Molecular mechanism of gefitinib-induced apoptosis through epidermal growth factor receptor independent pathway

• Main Authors: Yu, Sheng-Yi, 余勝壹
• Other Authors: Chao, Jui-I
• Format: Others
• Language: en_US
• Published: 2010
• Online Access: http://ndltd.ncl.edu.tw/handle/55776354973537289712

碩士 === 國立交通大學 === 分子醫學與生物工程研究所 === 98 === The epidermal growth factor receptor (EGFR) belongs to the ErbB/HER family of tyrosine kinase receptors. The activation of EGFR is important for promoting tumor growth. Gefitinib (Iressa™, ZD1839), a small molecule tyrosine kinase inhibitor, has been demonstrated the promising antitumor activity. It targets the catalytic domain of EGFR to compete with the ATP binding site. However, the precise EGFR-independent apoptotic mechanisms by gefitinib remain incompletely clear. In this study, we investigated the effects of gefitinib on the EGFR-independent cell death signaling pathways in human cancer cells. Direct cytotoxicity was observed in RKO (colon cancer), A549 (lung cancer), BFTC905 (bladder cancer), MCF7 (breast cancer) and A375 (skin cancer) cells by gefitinib. The order of cytotoxic sensitivity was A375 > MCF7 > BFTC905 > A549 > RKO cells following treatment with 10-60 μM gefitinib for 24 h.

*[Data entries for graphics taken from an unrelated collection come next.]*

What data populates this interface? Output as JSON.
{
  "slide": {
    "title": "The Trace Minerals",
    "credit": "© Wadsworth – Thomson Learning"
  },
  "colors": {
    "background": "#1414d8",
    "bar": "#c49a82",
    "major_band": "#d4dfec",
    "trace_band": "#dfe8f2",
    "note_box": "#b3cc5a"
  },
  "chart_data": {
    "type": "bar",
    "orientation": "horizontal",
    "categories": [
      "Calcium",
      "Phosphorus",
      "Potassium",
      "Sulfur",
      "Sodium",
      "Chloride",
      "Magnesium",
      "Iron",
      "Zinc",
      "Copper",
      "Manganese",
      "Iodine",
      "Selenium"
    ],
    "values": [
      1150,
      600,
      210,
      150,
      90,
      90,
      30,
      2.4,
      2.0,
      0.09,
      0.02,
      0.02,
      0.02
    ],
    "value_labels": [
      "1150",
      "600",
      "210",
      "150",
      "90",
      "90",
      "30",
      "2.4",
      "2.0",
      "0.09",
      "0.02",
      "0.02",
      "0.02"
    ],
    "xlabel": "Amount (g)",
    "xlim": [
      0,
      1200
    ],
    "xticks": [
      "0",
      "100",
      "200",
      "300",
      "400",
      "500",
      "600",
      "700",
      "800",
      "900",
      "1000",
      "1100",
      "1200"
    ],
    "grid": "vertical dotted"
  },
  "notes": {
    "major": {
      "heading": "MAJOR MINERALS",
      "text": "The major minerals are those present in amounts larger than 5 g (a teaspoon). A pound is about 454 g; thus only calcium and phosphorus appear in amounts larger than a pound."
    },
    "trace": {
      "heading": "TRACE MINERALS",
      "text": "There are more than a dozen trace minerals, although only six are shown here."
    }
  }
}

Interestingly, A375, MCF7 and RKO cells expressed very low protein level of the phosphorylated-EGFR and total EGFR; in contrast, BFTC905 and A549 cells expressed the high level. Moreover, treatment with gefitinib induced apoptosis in A375 and BFTC905 cells. Securin, also known as pituitary tumor-transforming gene (PTTG), overexpresses in a variety of tumors and promotes tumorigenesis. We also observed that gefitinib inhibited the securin protein expression in cancer cells. Furthermore, loss of securin enhanced the gefitinib-induced cell death; conversely, an overexpression of securin resisted the gefitinib-induced cell death. Activating transcription factor 3 (ATF3), a transcription factor, may regulate the delicate balance between proliferative and apoptotic signals that control the development of cancer. We found that gefitinib induced ATF3 protein expression and translocated to nuclei. As a whole, we suggest that gefitinib can induce apoptosis that may be through the EGFR-independent pathways in cancer cells. Understanding the mechanisms which securin and ATF3 signal transduction on the regulation of apoptosis following treatment with gefitinib may contribute to the novel therapeutic strategies in cancers.